This is an archive of the discontinued LLVM Phabricator instance.

[LV] Tail-loop Folding
ClosedPublic

Authored by SjoerdMeijer on Jul 24 2019, 3:57 AM.

Details

Summary

This allows folding of the scalar epilogue loop (the tail) into the main
vectorised loop body when the loop is annotated with a "vector predicate"
metadata hint. To fold the tail, instructions need to be predicated (masked),
enabling/disabling lanes for the remainder iterations.

This depends on D64744 that introduces the llvm.loop.vectorize.predicate.enable
pragma and metadata node, and D64916 which is a refactoring to make tail
folding a more general concept.

Diff Detail

Event Timeline

SjoerdMeijer created this revision.Jul 24 2019, 3:57 AM
Herald added a project: Restricted Project. · View Herald TranscriptJul 24 2019, 3:57 AM

[serious] There is a LoopVectorizeHints class in LoopVectorizationLegality.cpp that should be used.

[serious] Documentation of llvm.loop.vectorize.predicate.enable is missing.

Just just realized that docs for llvm.loop.vectorize.predicate.enable is part of D64744, which otherwise is a clang-only patch.

Hi Michael, thanks for taking a look again!

Just just realized that docs for llvm.loop.vectorize.predicate.enable is part of D64744, which otherwise is a clang-only patch.

Yep, indeed, so I assume that's all good.

There is a LoopVectorizeHints class in LoopVectorizationLegality.cpp that should be used.

Ah yes, thanks for the suggestion, I will start looking into this, and will move the pragma handling to some function in there.

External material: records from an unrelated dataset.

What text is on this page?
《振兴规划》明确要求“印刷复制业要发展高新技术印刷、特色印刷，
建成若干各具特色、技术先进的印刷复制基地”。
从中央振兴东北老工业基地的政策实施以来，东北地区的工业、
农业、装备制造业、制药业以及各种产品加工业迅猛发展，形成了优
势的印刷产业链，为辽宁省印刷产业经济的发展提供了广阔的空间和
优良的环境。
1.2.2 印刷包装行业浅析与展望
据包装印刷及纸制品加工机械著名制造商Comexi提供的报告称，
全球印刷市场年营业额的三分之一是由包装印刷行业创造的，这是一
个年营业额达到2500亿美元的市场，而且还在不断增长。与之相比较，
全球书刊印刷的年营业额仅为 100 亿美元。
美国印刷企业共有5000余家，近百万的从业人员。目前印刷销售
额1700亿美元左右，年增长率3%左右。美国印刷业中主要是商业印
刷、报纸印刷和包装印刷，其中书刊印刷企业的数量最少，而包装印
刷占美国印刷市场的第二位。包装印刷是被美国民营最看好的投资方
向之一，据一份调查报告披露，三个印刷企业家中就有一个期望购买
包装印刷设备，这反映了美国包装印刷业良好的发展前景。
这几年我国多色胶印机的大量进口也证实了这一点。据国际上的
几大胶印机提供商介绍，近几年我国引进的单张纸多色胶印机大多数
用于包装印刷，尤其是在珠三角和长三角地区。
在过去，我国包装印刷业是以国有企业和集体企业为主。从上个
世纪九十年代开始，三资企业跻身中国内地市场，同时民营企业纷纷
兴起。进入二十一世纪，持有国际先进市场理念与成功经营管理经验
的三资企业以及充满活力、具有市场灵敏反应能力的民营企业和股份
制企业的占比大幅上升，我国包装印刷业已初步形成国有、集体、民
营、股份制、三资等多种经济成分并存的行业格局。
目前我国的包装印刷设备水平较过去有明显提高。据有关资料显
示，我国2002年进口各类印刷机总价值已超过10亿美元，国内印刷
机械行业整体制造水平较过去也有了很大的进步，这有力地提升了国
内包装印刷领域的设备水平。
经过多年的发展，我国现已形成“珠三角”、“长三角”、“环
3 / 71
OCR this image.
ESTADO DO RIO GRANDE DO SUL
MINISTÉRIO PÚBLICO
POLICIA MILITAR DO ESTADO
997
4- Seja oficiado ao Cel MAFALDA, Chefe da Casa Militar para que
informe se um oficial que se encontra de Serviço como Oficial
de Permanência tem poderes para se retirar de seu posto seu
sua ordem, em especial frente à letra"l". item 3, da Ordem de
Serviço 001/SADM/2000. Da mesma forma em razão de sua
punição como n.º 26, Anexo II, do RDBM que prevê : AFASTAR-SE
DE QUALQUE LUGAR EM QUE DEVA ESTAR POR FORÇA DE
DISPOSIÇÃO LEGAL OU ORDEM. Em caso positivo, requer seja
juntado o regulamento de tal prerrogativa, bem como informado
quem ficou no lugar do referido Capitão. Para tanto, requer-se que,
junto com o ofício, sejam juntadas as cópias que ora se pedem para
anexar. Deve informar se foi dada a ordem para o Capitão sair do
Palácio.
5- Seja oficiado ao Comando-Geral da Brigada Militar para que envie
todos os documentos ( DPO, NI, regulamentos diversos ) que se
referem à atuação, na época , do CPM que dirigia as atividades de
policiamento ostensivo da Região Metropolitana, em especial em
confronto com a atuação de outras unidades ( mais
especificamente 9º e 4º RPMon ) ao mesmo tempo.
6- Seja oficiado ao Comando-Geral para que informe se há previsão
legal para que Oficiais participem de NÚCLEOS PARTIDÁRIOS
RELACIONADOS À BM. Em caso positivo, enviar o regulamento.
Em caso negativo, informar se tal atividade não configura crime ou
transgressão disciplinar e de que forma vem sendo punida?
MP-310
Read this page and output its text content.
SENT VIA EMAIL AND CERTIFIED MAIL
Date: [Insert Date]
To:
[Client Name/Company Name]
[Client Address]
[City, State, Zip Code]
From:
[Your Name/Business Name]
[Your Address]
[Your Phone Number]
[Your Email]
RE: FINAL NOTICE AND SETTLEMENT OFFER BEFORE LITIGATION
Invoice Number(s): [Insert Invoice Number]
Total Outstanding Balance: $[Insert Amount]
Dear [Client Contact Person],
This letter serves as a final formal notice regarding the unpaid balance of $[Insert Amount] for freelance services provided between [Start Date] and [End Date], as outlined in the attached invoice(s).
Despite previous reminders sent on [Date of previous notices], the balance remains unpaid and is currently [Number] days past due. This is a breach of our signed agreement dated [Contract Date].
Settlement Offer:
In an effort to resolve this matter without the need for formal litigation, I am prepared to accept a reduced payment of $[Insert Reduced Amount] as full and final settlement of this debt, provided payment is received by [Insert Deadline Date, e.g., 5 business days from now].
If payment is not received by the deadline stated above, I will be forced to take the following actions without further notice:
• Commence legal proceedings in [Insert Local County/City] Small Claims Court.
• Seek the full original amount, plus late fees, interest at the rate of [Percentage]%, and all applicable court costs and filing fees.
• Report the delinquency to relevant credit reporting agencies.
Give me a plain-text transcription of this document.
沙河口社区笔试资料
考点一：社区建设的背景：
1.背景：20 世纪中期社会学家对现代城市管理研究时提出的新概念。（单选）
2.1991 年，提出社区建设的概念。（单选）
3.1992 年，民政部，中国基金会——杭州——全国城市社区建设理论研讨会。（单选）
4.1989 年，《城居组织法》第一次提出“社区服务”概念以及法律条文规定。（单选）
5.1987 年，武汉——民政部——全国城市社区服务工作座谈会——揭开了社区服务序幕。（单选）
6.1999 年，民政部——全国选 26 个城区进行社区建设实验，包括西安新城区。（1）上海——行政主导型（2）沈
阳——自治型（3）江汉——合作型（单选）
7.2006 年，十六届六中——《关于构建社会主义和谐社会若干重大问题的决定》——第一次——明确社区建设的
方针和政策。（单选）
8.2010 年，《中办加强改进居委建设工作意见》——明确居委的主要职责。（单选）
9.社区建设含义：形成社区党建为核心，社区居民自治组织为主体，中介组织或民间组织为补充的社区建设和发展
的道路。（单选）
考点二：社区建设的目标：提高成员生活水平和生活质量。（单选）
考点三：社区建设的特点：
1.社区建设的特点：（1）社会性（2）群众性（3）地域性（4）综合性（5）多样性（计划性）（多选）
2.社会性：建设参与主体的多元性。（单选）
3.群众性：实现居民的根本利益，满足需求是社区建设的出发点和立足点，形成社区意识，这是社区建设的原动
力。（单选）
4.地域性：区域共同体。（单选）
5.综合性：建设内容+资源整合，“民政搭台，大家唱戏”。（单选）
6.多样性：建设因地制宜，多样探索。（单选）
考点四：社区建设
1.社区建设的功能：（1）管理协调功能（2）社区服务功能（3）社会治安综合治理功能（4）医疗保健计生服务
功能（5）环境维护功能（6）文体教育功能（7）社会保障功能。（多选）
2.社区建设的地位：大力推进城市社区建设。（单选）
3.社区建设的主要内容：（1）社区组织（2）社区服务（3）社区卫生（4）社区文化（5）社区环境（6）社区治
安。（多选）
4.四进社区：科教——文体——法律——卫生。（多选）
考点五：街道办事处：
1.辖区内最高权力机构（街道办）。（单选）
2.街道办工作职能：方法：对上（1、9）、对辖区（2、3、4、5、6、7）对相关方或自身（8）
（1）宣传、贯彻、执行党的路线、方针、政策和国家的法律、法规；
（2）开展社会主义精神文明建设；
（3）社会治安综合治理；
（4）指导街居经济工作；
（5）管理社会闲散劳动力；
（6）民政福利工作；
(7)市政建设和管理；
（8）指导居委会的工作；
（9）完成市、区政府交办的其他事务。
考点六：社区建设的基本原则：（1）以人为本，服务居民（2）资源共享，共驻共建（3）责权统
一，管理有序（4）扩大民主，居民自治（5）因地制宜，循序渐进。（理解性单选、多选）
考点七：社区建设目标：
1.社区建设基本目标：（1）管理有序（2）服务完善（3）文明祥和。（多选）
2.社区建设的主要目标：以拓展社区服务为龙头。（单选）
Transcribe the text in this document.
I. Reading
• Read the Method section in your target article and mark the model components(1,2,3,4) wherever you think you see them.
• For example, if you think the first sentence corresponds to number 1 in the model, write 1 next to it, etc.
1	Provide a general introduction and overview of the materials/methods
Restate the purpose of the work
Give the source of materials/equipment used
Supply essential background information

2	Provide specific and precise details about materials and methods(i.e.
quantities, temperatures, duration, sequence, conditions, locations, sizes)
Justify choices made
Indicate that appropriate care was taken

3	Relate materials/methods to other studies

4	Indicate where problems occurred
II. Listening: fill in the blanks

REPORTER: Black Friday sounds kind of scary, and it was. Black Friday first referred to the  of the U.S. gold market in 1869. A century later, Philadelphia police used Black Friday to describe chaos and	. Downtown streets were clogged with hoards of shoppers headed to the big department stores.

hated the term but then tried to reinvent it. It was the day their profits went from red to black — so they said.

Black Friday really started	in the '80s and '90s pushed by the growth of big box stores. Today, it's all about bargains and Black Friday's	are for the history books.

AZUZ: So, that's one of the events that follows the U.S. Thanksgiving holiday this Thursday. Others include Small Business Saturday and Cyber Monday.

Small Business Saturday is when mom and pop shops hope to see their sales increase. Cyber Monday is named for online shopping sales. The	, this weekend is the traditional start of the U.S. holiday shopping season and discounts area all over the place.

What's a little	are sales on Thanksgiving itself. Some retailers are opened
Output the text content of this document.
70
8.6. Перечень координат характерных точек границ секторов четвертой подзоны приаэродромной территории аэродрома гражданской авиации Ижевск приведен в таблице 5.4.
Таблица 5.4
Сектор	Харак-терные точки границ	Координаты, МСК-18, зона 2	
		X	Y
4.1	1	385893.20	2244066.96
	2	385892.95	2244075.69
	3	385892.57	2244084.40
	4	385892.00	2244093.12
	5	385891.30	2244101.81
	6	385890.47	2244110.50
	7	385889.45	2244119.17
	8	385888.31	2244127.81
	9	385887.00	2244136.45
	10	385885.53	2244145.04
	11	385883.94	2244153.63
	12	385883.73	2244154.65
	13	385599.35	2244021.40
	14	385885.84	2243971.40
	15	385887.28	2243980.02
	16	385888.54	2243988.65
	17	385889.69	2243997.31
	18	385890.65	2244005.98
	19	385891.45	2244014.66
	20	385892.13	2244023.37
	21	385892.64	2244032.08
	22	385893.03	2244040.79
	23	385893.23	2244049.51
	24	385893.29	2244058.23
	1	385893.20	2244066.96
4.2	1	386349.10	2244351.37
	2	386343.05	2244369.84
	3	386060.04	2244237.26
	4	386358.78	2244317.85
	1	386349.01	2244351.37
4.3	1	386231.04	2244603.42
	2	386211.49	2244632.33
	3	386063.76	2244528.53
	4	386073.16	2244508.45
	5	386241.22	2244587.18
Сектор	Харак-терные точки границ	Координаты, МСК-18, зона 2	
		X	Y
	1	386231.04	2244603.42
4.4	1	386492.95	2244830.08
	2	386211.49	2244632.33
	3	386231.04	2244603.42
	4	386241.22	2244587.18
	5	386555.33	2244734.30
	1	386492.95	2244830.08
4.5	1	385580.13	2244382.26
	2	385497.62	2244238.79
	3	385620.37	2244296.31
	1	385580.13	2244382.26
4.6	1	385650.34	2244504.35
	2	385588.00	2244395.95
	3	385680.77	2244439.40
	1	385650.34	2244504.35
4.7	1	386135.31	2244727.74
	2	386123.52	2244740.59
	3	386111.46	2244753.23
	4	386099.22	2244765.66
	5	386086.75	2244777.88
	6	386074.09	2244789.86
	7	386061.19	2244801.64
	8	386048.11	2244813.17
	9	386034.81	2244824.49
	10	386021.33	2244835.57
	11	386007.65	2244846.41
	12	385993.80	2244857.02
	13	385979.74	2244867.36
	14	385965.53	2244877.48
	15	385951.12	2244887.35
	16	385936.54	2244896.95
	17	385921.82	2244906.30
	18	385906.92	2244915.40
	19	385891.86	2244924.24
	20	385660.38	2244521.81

Just just realized that docs for llvm.loop.vectorize.predicate.enable is part of D64744, which otherwise is a clang-only patch.

Yep, indeed, so I assume that's all good.

Before we had the monoropo reviewers frequently asked to split patches into the LLVM and Clang part. With the monorepo, I am not sure the rule still needs to be followed. At least, I did not expect LLVM documentation in a clang patch, so sorry for the non-applicable comment.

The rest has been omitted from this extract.